To examine the impact of mandatory HMO enrollment for Medicaid‐covered pregnant women on prenatal care use, smoking, Cesarean section (C‐section) use, and birth weight.
Linked birth certificate and Medicaid enrollment data from July 1993 to June 1998 in 10 Ohio counties, 6 that implemented mandatory HMO enrollment, and 4 with low levels of voluntary enrollment (under 15 percent). Cuyahoga County (Cleveland) is analyzed separately; the other mandatory counties and the voluntary counties are grouped for analysis, due to small sample sizes.
Women serve as their own controls, which helps to overcome the bias from unmeasured variables such as health beliefs and behavior. Changes in key outcomes between the first and second birth are compared between women who reside in mandatory HMO enrollment counties and those in voluntary enrollment counties. County of residence is the primary indicator of managed care status, since, in Ohio, women are allowed to “opt out” of HMO enrollment in mandatory counties in certain circumstances, leading to selection. As a secondary analysis, we compare women according to their HMO enrollment status at the first and second birth.

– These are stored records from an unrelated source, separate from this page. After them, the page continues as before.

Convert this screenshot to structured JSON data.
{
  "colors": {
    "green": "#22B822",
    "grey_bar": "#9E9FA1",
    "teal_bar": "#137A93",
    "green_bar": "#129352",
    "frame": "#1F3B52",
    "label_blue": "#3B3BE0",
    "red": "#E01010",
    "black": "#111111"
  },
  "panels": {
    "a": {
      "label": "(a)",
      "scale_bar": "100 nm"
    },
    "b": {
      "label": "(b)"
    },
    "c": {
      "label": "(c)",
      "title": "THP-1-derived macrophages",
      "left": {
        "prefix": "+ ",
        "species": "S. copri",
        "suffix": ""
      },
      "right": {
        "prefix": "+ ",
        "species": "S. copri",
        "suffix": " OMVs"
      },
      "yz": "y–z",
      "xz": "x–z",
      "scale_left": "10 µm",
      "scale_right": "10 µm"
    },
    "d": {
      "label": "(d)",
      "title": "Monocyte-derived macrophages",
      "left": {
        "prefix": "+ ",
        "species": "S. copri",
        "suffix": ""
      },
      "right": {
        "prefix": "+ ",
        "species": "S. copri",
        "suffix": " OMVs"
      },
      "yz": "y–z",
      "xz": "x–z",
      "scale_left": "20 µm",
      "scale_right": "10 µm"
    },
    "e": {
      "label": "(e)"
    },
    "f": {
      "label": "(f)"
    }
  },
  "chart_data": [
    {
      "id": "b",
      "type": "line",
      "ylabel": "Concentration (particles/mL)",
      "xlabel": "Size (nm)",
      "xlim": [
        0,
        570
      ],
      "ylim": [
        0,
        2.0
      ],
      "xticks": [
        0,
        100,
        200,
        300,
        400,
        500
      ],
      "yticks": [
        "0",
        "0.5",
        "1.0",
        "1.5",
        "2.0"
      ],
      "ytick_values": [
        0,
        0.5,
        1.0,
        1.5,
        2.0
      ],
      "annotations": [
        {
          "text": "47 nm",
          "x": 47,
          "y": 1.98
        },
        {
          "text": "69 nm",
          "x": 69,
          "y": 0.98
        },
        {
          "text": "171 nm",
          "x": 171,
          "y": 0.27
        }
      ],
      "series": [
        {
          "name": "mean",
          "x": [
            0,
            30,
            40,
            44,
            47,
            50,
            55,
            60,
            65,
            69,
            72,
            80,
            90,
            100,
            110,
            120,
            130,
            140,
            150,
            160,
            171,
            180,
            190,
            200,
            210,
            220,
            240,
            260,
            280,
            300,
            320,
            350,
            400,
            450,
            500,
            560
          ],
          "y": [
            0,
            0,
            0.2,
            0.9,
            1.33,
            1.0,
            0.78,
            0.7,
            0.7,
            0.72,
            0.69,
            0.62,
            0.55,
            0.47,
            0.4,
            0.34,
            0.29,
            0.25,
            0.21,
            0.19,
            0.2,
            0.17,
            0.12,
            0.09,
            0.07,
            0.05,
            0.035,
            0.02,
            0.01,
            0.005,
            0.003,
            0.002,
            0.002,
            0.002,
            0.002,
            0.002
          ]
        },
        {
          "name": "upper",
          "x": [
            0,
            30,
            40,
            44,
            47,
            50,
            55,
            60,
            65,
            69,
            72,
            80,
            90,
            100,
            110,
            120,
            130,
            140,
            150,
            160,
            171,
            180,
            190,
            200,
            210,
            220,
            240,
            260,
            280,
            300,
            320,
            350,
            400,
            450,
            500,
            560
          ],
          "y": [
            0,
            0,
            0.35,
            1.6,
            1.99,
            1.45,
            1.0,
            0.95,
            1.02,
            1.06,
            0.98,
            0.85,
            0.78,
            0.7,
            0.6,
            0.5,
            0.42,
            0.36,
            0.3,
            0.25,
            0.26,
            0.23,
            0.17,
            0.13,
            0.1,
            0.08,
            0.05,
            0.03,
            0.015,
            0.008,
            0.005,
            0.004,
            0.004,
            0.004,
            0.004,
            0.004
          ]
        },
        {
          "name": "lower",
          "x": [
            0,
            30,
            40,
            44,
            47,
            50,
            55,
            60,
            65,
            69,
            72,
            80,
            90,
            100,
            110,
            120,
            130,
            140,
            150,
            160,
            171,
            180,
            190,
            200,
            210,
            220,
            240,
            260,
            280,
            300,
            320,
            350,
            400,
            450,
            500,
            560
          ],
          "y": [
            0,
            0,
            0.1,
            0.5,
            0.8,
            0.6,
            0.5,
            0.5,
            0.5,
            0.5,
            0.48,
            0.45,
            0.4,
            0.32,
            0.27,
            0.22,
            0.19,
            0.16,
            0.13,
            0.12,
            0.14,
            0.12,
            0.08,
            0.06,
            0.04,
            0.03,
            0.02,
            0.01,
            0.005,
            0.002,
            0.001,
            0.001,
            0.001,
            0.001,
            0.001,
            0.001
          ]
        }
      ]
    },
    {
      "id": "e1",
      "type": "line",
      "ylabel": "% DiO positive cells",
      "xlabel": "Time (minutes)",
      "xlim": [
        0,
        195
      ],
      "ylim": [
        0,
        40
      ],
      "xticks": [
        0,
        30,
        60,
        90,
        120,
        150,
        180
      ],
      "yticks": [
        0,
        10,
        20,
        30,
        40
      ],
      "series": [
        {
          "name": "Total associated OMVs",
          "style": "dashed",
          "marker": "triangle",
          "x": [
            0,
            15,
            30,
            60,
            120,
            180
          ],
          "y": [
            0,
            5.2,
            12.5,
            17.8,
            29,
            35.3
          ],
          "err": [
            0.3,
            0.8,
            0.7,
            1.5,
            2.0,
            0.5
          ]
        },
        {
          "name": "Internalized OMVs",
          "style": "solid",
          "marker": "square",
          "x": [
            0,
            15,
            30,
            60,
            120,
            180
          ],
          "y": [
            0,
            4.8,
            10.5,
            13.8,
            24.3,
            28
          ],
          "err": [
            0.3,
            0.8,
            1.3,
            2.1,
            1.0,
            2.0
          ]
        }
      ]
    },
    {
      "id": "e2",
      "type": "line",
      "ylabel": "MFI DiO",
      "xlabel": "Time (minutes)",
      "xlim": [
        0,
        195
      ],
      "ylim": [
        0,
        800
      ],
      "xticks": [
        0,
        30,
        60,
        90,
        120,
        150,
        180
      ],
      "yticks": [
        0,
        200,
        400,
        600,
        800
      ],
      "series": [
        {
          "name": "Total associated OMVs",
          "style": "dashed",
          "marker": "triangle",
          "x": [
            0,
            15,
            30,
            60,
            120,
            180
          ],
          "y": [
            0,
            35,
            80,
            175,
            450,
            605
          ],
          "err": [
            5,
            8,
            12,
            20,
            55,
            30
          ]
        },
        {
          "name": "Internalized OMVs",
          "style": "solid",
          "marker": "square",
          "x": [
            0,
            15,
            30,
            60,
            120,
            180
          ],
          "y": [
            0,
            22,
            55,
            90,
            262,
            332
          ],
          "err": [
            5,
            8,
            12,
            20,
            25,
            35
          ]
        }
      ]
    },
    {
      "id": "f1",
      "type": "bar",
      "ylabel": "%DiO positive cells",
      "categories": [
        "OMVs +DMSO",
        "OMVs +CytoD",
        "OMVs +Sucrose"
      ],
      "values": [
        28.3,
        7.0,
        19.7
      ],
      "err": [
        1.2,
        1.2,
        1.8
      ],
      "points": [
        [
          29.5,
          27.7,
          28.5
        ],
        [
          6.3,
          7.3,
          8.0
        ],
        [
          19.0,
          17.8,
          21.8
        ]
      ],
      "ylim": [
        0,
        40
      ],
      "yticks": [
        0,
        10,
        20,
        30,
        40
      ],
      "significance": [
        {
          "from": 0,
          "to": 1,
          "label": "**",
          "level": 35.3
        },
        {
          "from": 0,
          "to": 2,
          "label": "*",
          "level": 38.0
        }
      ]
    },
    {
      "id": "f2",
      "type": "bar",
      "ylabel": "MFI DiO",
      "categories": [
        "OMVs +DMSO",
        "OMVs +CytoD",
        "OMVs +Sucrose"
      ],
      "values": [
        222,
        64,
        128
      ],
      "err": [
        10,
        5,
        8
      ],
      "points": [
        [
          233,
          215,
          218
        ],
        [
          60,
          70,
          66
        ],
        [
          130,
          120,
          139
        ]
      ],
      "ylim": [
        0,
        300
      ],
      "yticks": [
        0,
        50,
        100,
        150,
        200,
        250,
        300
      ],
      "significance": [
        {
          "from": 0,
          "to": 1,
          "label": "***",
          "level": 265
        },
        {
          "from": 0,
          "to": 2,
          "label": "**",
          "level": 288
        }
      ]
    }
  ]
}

Data Sources/Study Setting
Linked birth certificate/enrollment data were used to identify 4,917 women with two deliveries covered by Medicaid, one prior to the implementation of mandatory HMO enrollment (mid‐1996) and one following implementation. Data for individual births were linked over time using a scrambled maternal Medicaid identification number.
The effects of HMO enrollment on prenatal care use and smoking were confined to Cuyahoga County, Ohio's largest county. In Cuyahoga, the implementation of mandatory enrollment was related to a significant deterioration in the timing of initiation of care, but an improvement in the number of prenatal visits. In that county also, women who smoked in their first pregnancy were less likely to smoke during the second pregnancy, compared to women in voluntary counties. Women residing in all the mandatory counties were less likely to have a repeat C‐section. There were no effects on infant birth weight. The effects of women's own managed care status were inconsistent depending on the outcome examined; an interpretation of these results is hampered by selection issues. Changes over time in outcomes, both positive and negative, were more pronounced for African American women.
With careful implementation and attention to women's individual differences as in Ohio, outcomes for pregnant women may improve with Medicaid managed care implementation. Quality monitoring should continue as Medicaid managed care becomes more widespread. More research is needed to identify the types of health maintenance organization activities that lead to improved outcomes.